One thing about the Vancouver Film Fest is that they show a lot of films and shorts from upcoming filmmakers. They also show films made by youth or young filmmakers too. The Reel Youth Film Festival–which is a festival all it own and had its premiere at the VIFF on Sunday–showcases films from young filmmakers.
Most of the time whenever there’s a shorts segment show I see, I review all the shorts one by one. Now rather than review the shorts, I will just describe what I saw. Besides I wouldn’t consider it to be fair to critique student films.
The twenty-five films were chosen out of three-hundred entries. The films are from Canada and seven other countries and range from one minute to nine minutes. They consist of animation or live-action. They are filmed on typical motion picture format or typical run-of-the-mill video camera. They range from a played-out stories to music videos to animation exhibits to social messages. Some of the films appeared amateurish in quality, some appeared quite professional in quality. Most can be classified as G-rated works but two films in the festival were rated PG with one even including nudity and masturbation (non-explicit, of course). Three videos included were also part of the United Way’s contest to create a one-minute anti-bullying film. Two videos were from the UNIS student program including one of two girls growing up in a rural area of Vietnam.

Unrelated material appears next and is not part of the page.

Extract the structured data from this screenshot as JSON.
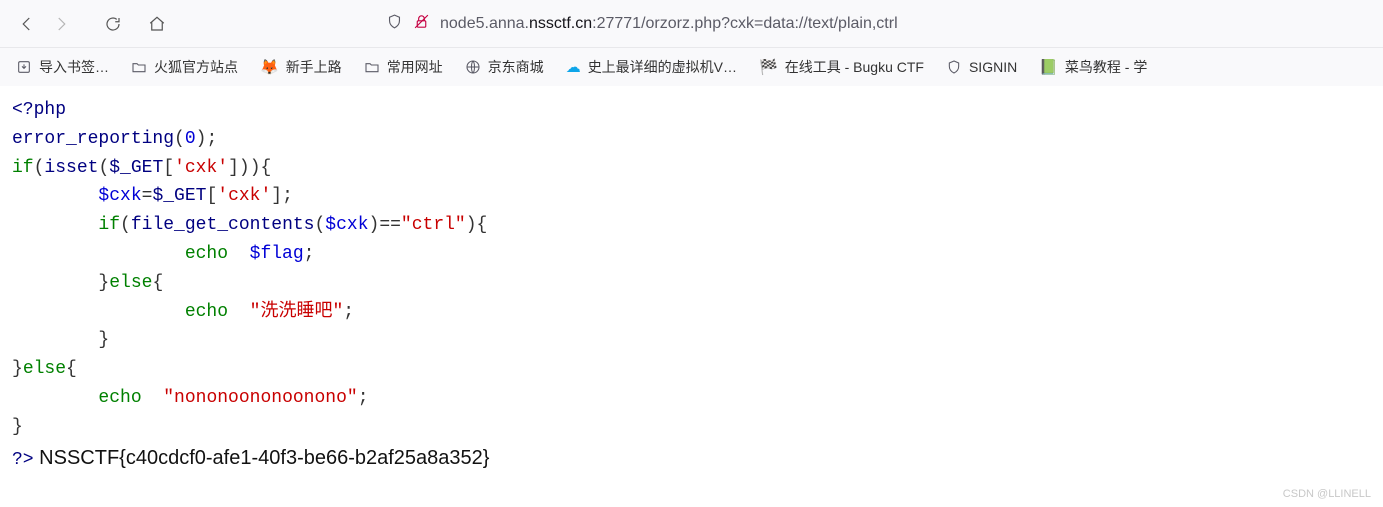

The films show a lot through their eyes. A lot of it is often about school life, home life and even the work life they anticipate to have in the coming years. Sometimes they focus on other people such as gypsies, two sisters in Vietnam, a graffiti artist or an elderly man in the town. Sometimes they focus on social issues like bullying, corporate greed, homelessness or drugs. Sometimes they focus on fun aspects like dating, school irritations, social media and even the city they’re proud to call home. Sometimes they even focus on nonsense subjects like the death of a sandwich, being scared by a ghost, an office dork or a certain secret about Barbie we never knew.
The thing is that most of the students doing the filming may or may not want to take filmmaking to further directions in their life. Some–like the directors of Crack, Hank and Light Switch–appear to want to take filmmaking seriously in the future. Many others look like they prefer the direction of animation. Some are just amateurs doing it for fun. I guess that’s what the focus of the Reel Youth Film Festival is: more concerned about getting out their voice or creativity rather than the seriousness or professionalism of the craft.
The screening I saw Sunday evening was actually the World Premiere of the annual Reel Youth Film Festival. There will be one more showing at the VIFF on a Wednesday morning open for student groups. It will be showing at more locations to come and the Festival can act as a fundraiser for your community centre. If you’re interested in screenings or interested in showing it at a place you know, or even if you know a young filmmaker with dreams, just go to: http://www.reelyouth.ca/
One last thing. That evening I went had a ballot for all to fill out. The ballot was asking the voter of their three favorite films and their favorite local film. I don’t know if they will be doing it again in their next showings but I had a chance to pick my favorites:
- Being Ernest
- Fav Local: Too Old For Fairy Tales
The Reel Youth Film Festival is a good attraction at the VIFF. Who knows? Maybe one of the directors can make it big one day.